What are the advantages of blending peat moss into my compost pile?
➤ Sphagnum peat moss can improve the composting process by speeding up the decomposition. Peat moss also retains water and reduces leaching of nutrients in the soil and minimizes odors in the compost pile. Because of its acidity, peat moss will trap and save valuable nitrogen sources that often escape compost heaps as ammonia.
Can I get more information on how to use peat moss?
➤ Yes. For soil amendment tips check out our brochures for information on lawns, vegetable and flower gardening, transplanting, composting, or the 16 page color brochure entitled, “The Secret of Great Gardening: The Soil.”
Can the supply of peat moss be completely depleted?

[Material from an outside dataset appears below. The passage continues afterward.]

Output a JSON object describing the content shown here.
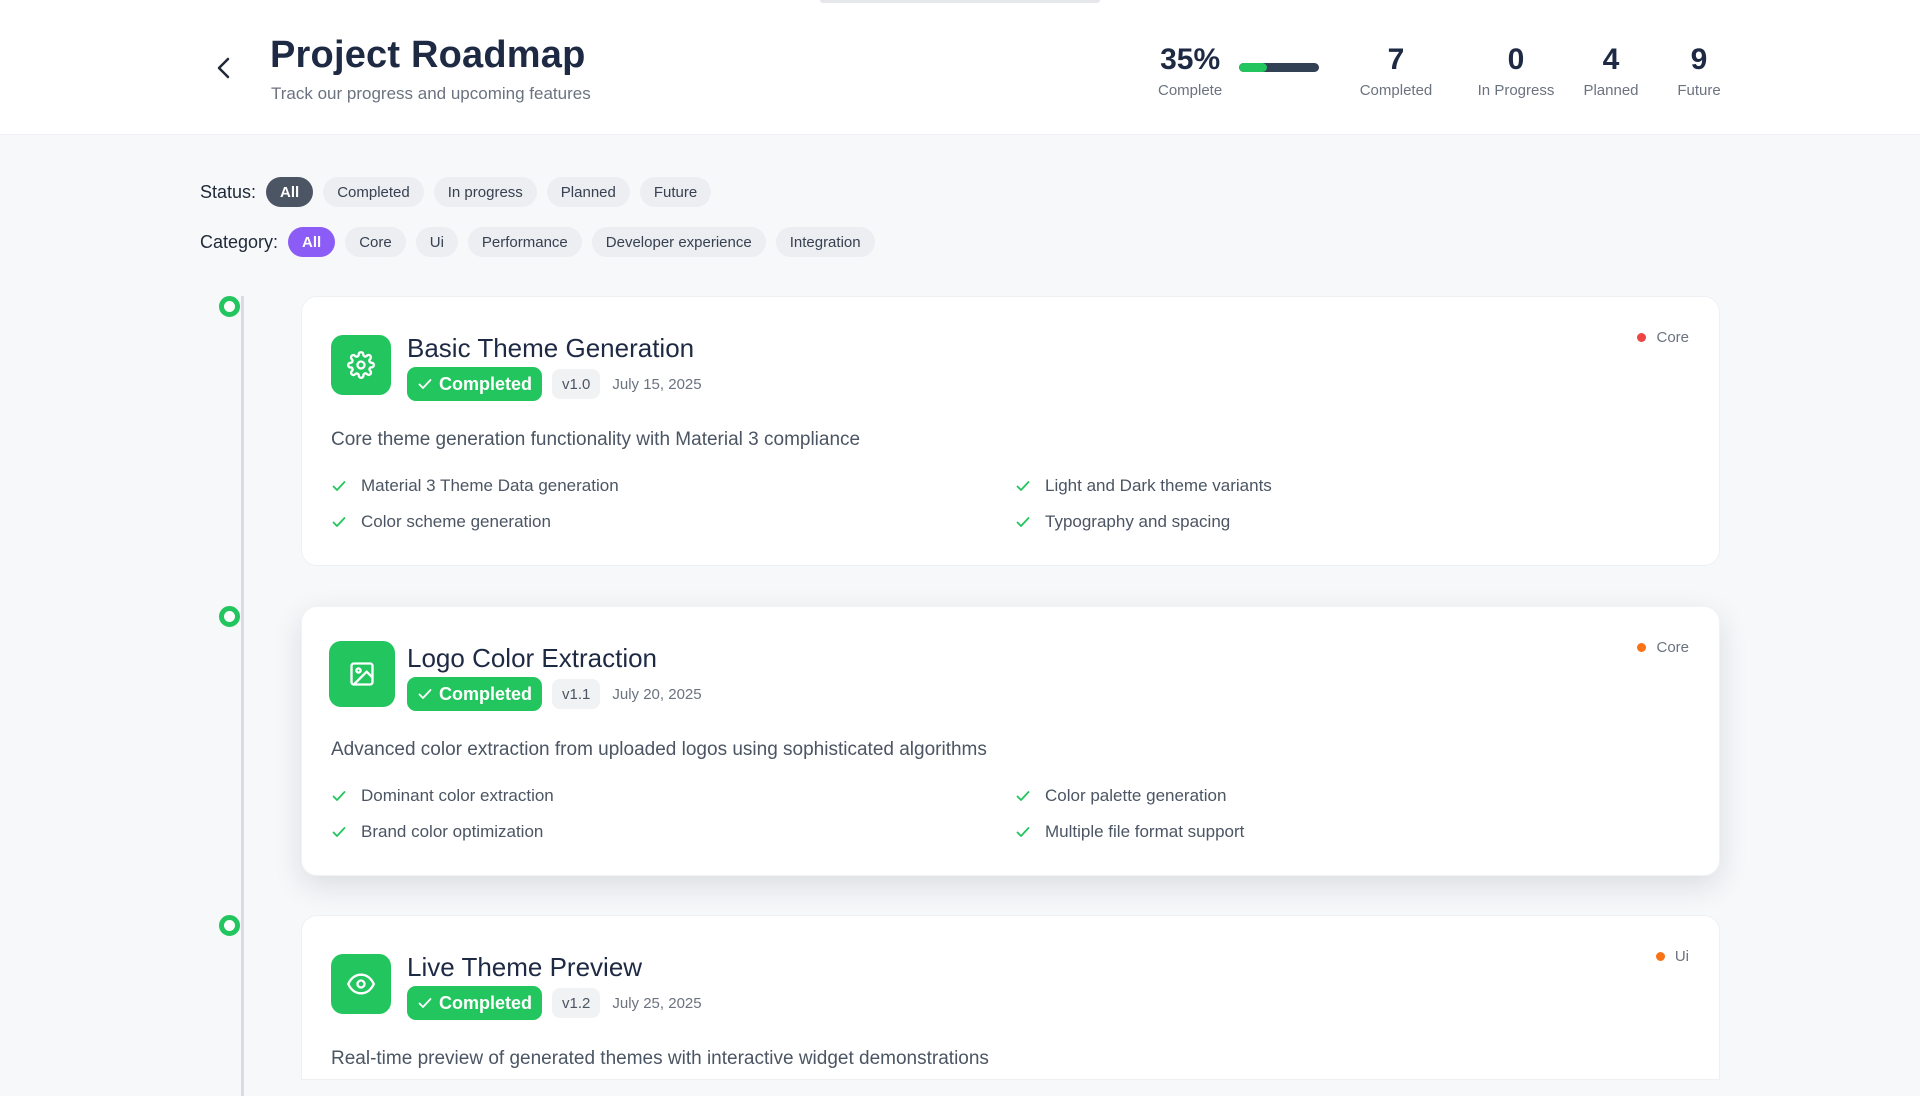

➤ No. The bogs that are being harvested will be restored to functioning wetlands. Members of the CSPMA adhere to strict guidelines in the Preservation and Reclamation Policy (for example, leaving one meter of peat moss when harvesting is completed). In addition, there are millions of acres of bogs in national parks and other preserves that can never be harvested.
I’ve heard that once peat moss dries out it’s very difficult to wet again.
How do I re-wet it?
➤ Peat moss is packaged at a controlled moisture level that allows the peat moss to be re-moistened easily. If it dries out before using, simply wet it by putting water into the bag and letting it sit overnight. You may want to add a small amount of liquid detergent to the water (it acts as a wetting agent). Once mixed properly into the soil, peat moss easily absorbs water.
What is the CSPMA Preservation and Reclamation Policy?
➤ Canadian Sphagnum Peat Moss Association (CSPMA) members agree to abide by the reclamation policy for all new bog development. It includes:
- Identifying bogs for preservation.
- Leaving buffer zones of original vegetation to encourage natural succession after harvesting.
- Leaving a layer of peat below harvesting levels to encourage rapid regrowth.
- Returning harvested bogs to a functioning peatland, or, if that’s not possible, to other wildlife habitats or agricultural production.